On the other hand, “algorithmic evaluation”, where performance is assessed and rewarded or penalised automatically, is also present in European workplaces, albeit to a lesser extent. All in all, algorithmic management is most frequent in Spain, Poland, Ireland, and Romania, where most types of algorithmic management are around or above the EU average.
Six categories of digital control
Building on the new data, we propose a classification of workers based on the combination of digital tool usage and exposure to different types of digital monitoring and algorithmic management. Specifically, we put forward six categories of workers that reveal the spectrum of platformisation across Europe.
- 6 per cent of EU workers do not use digital tools and are foreign to any form of platformisation.
- 33 per cent of workers use digital tools but are not subject to any form of digital monitoring or algorithmic management.
- 42 per cent fall under partial (or weak) platformisation. This means that they are exposed to at least one form of digital monitoring and one form of algorithmic management, but not more than one of each.
- 9 per cent of workers experience informational platformisation, that is, they are simultaneously subject to activity monitoring and algorithmic evaluation. This is most frequent in the financial and insurance sectors.
- 7 per cent face physical platformisation, a combination of physical monitoring and algorithmic direction. This type of platformisation is common in sectors such as mining, transportation and logistics.
- Finally, 2 per cent of EU workers are fully platformised. This means that they are simultaneously subject to all forms of digital monitoring and algorithmic management.
The distribution of these categories varies dramatically across Europe. Overall, the prevalence of platformisation is generally high in central and eastern Europe, and low in western and northern Europe.

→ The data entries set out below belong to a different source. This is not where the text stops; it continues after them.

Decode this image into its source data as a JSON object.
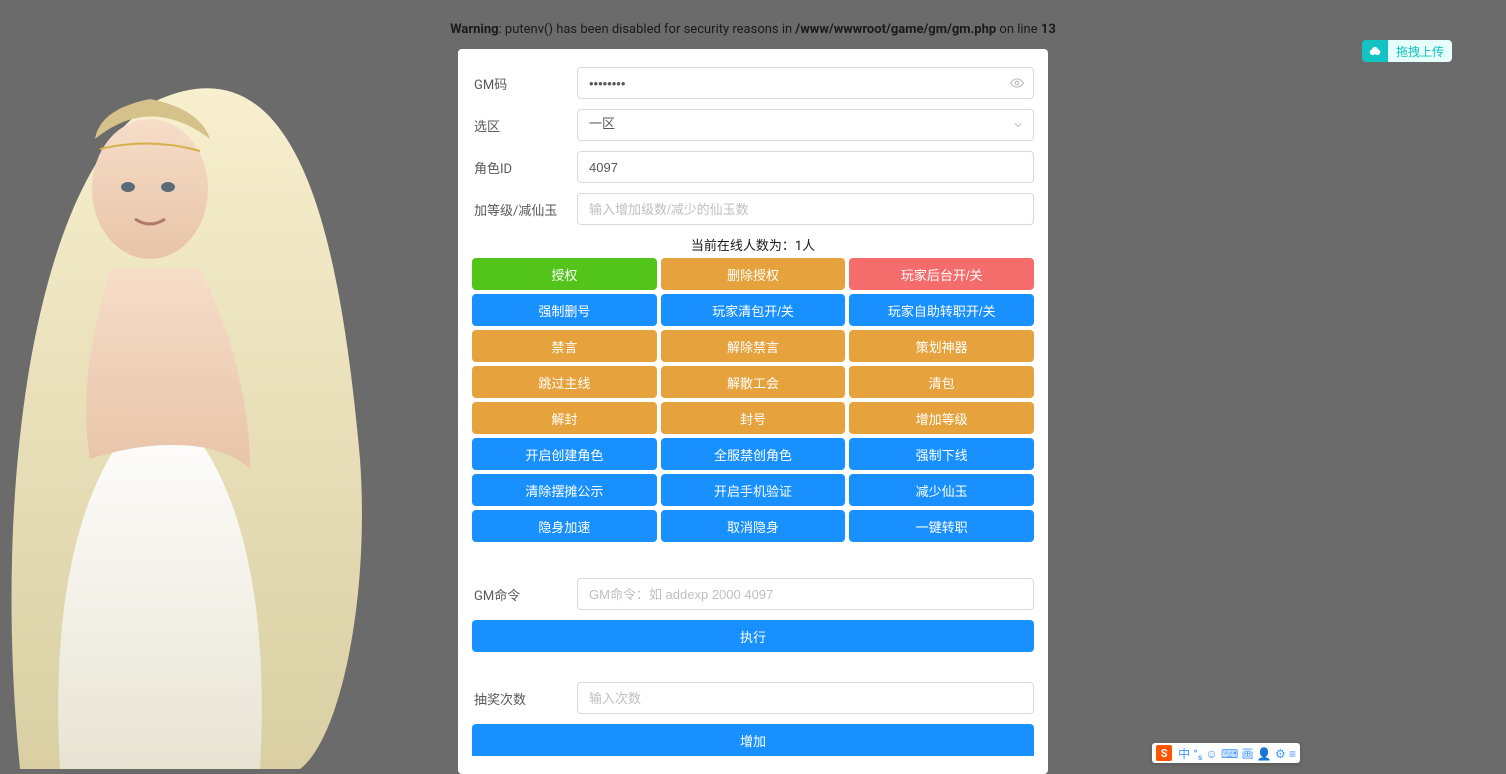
{
  "warning": {
    "prefix_bold": "Warning",
    "middle": ": putenv() has been disabled for security reasons in ",
    "path_bold": "/www/wwwroot/game/gm/gm.php",
    "on_line": " on line ",
    "line_bold": "13"
  },
  "upload_widget": {
    "label": "拖拽上传"
  },
  "form": {
    "gm_code": {
      "label": "GM码",
      "value": "••••••••"
    },
    "zone": {
      "label": "选区",
      "value": "一区"
    },
    "role_id": {
      "label": "角色ID",
      "value": "4097"
    },
    "level": {
      "label": "加等级/减仙玉",
      "placeholder": "输入增加级数/减少的仙玉数"
    },
    "online_status": "当前在线人数为：1人",
    "gm_cmd": {
      "label": "GM命令",
      "placeholder": "GM命令：如 addexp 2000 4097"
    },
    "execute": "执行",
    "lottery": {
      "label": "抽奖次数",
      "placeholder": "输入次数"
    },
    "add": "增加"
  },
  "buttons": [
    {
      "label": "授权",
      "color": "green"
    },
    {
      "label": "删除授权",
      "color": "orange"
    },
    {
      "label": "玩家后台开/关",
      "color": "red"
    },
    {
      "label": "强制删号",
      "color": "blue"
    },
    {
      "label": "玩家清包开/关",
      "color": "blue"
    },
    {
      "label": "玩家自助转职开/关",
      "color": "blue"
    },
    {
      "label": "禁言",
      "color": "orange"
    },
    {
      "label": "解除禁言",
      "color": "orange"
    },
    {
      "label": "策划神器",
      "color": "orange"
    },
    {
      "label": "跳过主线",
      "color": "orange"
    },
    {
      "label": "解散工会",
      "color": "orange"
    },
    {
      "label": "清包",
      "color": "orange"
    },
    {
      "label": "解封",
      "color": "orange"
    },
    {
      "label": "封号",
      "color": "orange"
    },
    {
      "label": "增加等级",
      "color": "orange"
    },
    {
      "label": "开启创建角色",
      "color": "blue"
    },
    {
      "label": "全服禁创角色",
      "color": "blue"
    },
    {
      "label": "强制下线",
      "color": "blue"
    },
    {
      "label": "清除摆摊公示",
      "color": "blue"
    },
    {
      "label": "开启手机验证",
      "color": "blue"
    },
    {
      "label": "减少仙玉",
      "color": "blue"
    },
    {
      "label": "隐身加速",
      "color": "blue"
    },
    {
      "label": "取消隐身",
      "color": "blue"
    },
    {
      "label": "一键转职",
      "color": "blue"
    }
  ],
  "ime": {
    "logo": "S",
    "items": [
      "中",
      "°₅",
      "☺",
      "⌨",
      "画",
      "👤",
      "⚙",
      "≡"
    ]
  }
}
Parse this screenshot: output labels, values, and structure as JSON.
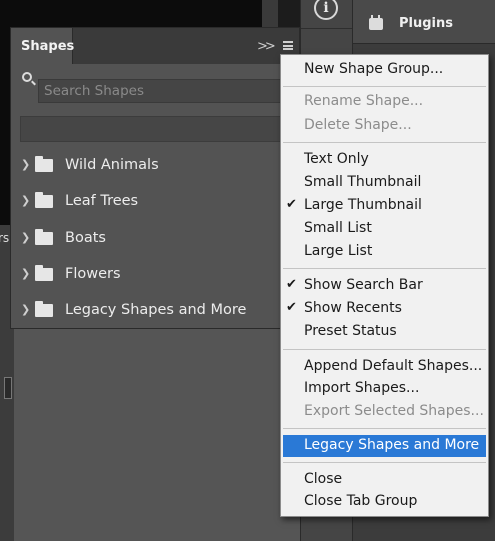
{
  "shapes_panel": {
    "tab_label": "Shapes",
    "search_placeholder": "Search Shapes",
    "groups": [
      {
        "label": "Wild Animals"
      },
      {
        "label": "Leaf Trees"
      },
      {
        "label": "Boats"
      },
      {
        "label": "Flowers"
      },
      {
        "label": "Legacy Shapes and More"
      }
    ]
  },
  "plugins_panel": {
    "label": "Plugins"
  },
  "left_fragment": {
    "text": "rs"
  },
  "context_menu": {
    "items": [
      {
        "label": "New Shape Group...",
        "enabled": true,
        "checked": false
      },
      {
        "label": "Rename Shape...",
        "enabled": false,
        "checked": false
      },
      {
        "label": "Delete Shape...",
        "enabled": false,
        "checked": false
      },
      {
        "label": "Text Only",
        "enabled": true,
        "checked": false
      },
      {
        "label": "Small Thumbnail",
        "enabled": true,
        "checked": false
      },
      {
        "label": "Large Thumbnail",
        "enabled": true,
        "checked": true
      },
      {
        "label": "Small List",
        "enabled": true,
        "checked": false
      },
      {
        "label": "Large List",
        "enabled": true,
        "checked": false
      },
      {
        "label": "Show Search Bar",
        "enabled": true,
        "checked": true
      },
      {
        "label": "Show Recents",
        "enabled": true,
        "checked": true
      },
      {
        "label": "Preset Status",
        "enabled": true,
        "checked": false
      },
      {
        "label": "Append Default Shapes...",
        "enabled": true,
        "checked": false
      },
      {
        "label": "Import Shapes...",
        "enabled": true,
        "checked": false
      },
      {
        "label": "Export Selected Shapes...",
        "enabled": false,
        "checked": false
      },
      {
        "label": "Legacy Shapes and More",
        "enabled": true,
        "checked": false,
        "highlighted": true
      },
      {
        "label": "Close",
        "enabled": true,
        "checked": false
      },
      {
        "label": "Close Tab Group",
        "enabled": true,
        "checked": false
      }
    ],
    "check_glyph": "✔"
  },
  "colors": {
    "highlight": "#2a79d6",
    "panel_bg": "#535353",
    "menu_bg": "#f1f1f1"
  }
}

Only a handful of countries—particularly Spain, Portugal, France, Belgium, and Ireland—have intermediate values of platformisation.

The platformisation of work in the EU, Source: Gonzalez-Vazquez et al. 2025
Our analysis suggests that partial forms of platformisation as well as what we called “informational platformisation” (typical of office work) do not have significant negative consequences for workers. On the other hand, the categories of “full” and “physical platformisation” (typical of manual work activities and combining physical monitoring and algorithmic direction) are associated with increased stress and diminished autonomy and flexibility.
The AIM-WORK data provides an updated snapshot of the way the digital revolution continues to reshape the European world of work. Contrary to the prevailing narrative warning about job losses due to automation and generative AI, we believe that the most consequential impact of the digitalisation of the workplace concerns how work is organised, coordinated, and controlled. Some of the combined forms of digital monitoring and algorithmic management—in particular, the categories of “full” and “physical” platformisation—should be carefully considered in terms of their potentially negative implications for working conditions. How we confront these challenges will ultimately determine whether the digital workplace becomes a site of empowerment or one of ever-tighter control.